This Week's column 

 

Put ‘Government, Inc.’ Out of Business

June 25, 2009

Sales are down. Expenses are up. And banks are balking at your requests for capital.

But worst of all, your most formidable competitor is the government.

That’s a reality faced by far too many entrepreneurs. When government “businesses” muscle their way into a market, they do so with tremendous edges on traditional companies. Exemptions from taxes and regulations, access to public treasuries for bailouts, and no-fee services from fellow government entities put for-profit firms at a disadvantage. Often, the disparity is too much for all but the most capable capitalists to bear.

In Washington, five senators are trying to help. With four co-sponsors, South Dakota’s John Thune has drafted the “Freedom from Government Competition Act.” His bill, S. 1167, finds that “unfair Government competition with the private sector of the economy is at an unacceptably high level, both in scope and in dollar volume,” and codifies a Eisenhower-era policy that the federal government “should not compete with its citizens.” Inherently governmental duties will continue to be performed by departments’ employees, of course, but the legislation requires D.C. to divest itself of commercial assets, award contracts through competitive sourcing, and publish annual reviews of the act’s implementation.

The Business Coalition for Fair Competition (BCFC) is leading the charge to pass Thune’s bill. Executive director John Palatiello explains why his organization, operational in the ‘80s and ‘90s, is back at work: “BCFC is being revitalized inasmuch as there is a heightened and renewed threat to private enterprise and small business by government, including taxpayer bailout/investment in equity in private financial firms (banks, insurance) and auto companies, proposed creation of government (or nonprofit coop) health insurance companies, and the Obama Administration’s move toward ‘insourcing’ (converting activities currently performed by private contractors into performance in-house by government employees), as well as actions by Congress to limit the ability to convert (or even study the conversion thereof) commercial activities of the government to performance by the private sector.”

Palatiello notes that federal bureaucrats are hardly alone in their desire to do business, and that the BCFC plans to “extend our activities to the state and local levels.”

Its efforts can’t some quickly enough for Connecticut. The state’s “quasi-public agencies” engage in all manner of commercial meddling, including venture-capital investing (Connecticut Development Authority, Connecticut Innovations), waste disposal (Connecticut Resources Recovery Authority), and convention-hosting (Capital City Economic Development Authority). It’s bad enough that these “corporations” and “authorities” provide cushy gigs for retired pols and their cronies. They also compete, unfairly, in a state with one of the highest costs of doing business.

At the municipal level, government competition is rampant. Cites and towns are crying poverty, and using every tactic to maintain state subsidies and boost mill rates on property owners. But evidently, selling their ice rinks, airports, tennis courts, parking lots/garages, nursing homes, and pools -- all of which are best owned and managed by the private sector -- isn’t an option under consideration.

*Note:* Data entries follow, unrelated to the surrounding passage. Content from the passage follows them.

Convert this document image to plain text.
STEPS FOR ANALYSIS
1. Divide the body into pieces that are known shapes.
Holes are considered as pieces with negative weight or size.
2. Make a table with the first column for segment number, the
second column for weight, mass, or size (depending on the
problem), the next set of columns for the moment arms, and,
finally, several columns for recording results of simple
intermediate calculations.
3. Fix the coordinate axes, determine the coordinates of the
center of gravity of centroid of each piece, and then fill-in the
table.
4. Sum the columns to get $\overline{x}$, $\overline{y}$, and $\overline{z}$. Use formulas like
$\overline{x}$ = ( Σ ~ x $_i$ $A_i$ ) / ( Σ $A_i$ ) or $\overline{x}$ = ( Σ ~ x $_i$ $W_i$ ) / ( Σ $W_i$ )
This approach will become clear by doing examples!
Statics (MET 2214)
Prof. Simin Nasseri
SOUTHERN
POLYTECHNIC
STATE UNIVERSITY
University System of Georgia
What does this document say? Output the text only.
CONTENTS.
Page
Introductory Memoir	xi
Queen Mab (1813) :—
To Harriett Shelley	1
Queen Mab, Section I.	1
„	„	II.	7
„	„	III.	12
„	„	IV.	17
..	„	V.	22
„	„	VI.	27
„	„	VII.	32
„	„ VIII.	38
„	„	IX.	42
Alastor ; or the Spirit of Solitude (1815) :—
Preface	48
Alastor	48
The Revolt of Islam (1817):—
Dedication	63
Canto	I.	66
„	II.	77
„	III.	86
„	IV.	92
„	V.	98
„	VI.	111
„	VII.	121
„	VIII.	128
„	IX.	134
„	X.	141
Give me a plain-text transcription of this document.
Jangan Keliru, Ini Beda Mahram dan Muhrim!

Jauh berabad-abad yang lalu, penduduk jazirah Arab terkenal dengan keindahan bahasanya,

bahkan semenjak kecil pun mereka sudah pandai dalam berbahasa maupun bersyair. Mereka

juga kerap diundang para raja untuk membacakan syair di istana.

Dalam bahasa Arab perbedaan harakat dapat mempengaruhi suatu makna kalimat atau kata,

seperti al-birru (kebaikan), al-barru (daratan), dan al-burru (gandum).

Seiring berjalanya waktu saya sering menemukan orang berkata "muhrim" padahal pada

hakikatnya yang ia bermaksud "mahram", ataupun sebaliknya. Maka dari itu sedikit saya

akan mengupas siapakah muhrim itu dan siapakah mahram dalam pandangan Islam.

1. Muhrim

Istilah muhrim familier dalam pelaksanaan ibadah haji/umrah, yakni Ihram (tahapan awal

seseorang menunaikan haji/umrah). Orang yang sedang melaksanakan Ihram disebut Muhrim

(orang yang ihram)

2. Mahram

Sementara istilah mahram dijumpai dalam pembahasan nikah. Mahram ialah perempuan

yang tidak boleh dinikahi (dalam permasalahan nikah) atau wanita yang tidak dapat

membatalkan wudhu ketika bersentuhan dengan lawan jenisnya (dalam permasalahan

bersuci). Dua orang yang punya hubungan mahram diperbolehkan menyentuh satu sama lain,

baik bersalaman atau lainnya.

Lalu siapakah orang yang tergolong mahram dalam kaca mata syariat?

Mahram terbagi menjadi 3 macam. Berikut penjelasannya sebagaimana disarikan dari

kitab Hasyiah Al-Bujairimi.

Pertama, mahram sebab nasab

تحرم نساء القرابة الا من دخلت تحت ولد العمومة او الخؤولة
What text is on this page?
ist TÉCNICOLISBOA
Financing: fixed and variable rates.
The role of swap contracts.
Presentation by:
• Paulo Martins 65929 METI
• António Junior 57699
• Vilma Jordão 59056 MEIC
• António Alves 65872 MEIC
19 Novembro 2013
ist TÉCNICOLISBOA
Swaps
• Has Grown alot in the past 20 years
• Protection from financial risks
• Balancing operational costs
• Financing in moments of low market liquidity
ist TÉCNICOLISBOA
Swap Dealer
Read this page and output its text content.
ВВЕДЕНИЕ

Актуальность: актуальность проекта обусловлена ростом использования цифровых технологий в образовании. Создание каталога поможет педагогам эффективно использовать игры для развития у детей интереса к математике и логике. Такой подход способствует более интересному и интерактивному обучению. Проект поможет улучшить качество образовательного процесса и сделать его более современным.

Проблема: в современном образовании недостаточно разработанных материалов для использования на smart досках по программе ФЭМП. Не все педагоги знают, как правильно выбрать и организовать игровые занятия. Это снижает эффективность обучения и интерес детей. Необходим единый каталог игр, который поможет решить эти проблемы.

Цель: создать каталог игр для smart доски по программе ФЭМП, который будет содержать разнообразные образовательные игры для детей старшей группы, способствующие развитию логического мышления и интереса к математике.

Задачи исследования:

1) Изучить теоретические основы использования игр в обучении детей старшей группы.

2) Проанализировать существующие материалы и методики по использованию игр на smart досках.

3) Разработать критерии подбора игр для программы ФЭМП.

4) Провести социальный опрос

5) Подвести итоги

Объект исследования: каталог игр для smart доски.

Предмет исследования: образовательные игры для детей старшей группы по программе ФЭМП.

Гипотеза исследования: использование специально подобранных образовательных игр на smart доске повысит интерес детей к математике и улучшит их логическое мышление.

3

The most egregious example is municipal electricity. Groton, Norwich, Jewett City, Norwalk, Wallingford, and Bozrah have “public” utilities that enjoy perks non-government providers in the increasingly competitive power business do not, including tax abatements and access to low-interest loans.

Running a close second is government golf. “Privately owned public golf courses currently have double taxation on the same property,” writes William E. Anderson, a country-club owner and member of the Connecticut Association of Privately Owned Public Golf Courses. “They pay a per-acre property tax and a per-hole assessment. Town-owned courses, which compete with privately owned courses, pay no taxes and are subsidized with state grants.”

Michael LaFaive, a fiscal-policy analyst with the Mackinac Center for Public Policy, observes that government golf courses “represent untapped assets that could be sold, generating revenue from the sale and adding property to a municipality’s tax rolls. Government-run golf is the most nonessential of nonessential services. Can anyone seriously claim golf as a legitimate government function?”

No, but party-planning hardly qualifies as core public-sector work, either, and it’s a service many municipal governments now offer. In 2007, the executive director of the Connecticut Recreation and Parks Association gleefully reported that running parties was “a growing trend within our profession.” After all, it’s a “wonderful service [park departments] can offer their town.”

With the state and the nation facing economic anguish and runaway debt, the flimsy arguments used to justify unfair government competition fizzle into nothing. It’s time to auction off the investment funds, convention centers, power plants, golf courses, and airports. It’s time to put Government, Inc. out of business.

D. Dowd Muska is a writer, commentator and lecturer. His website is www.dowdmuska.com.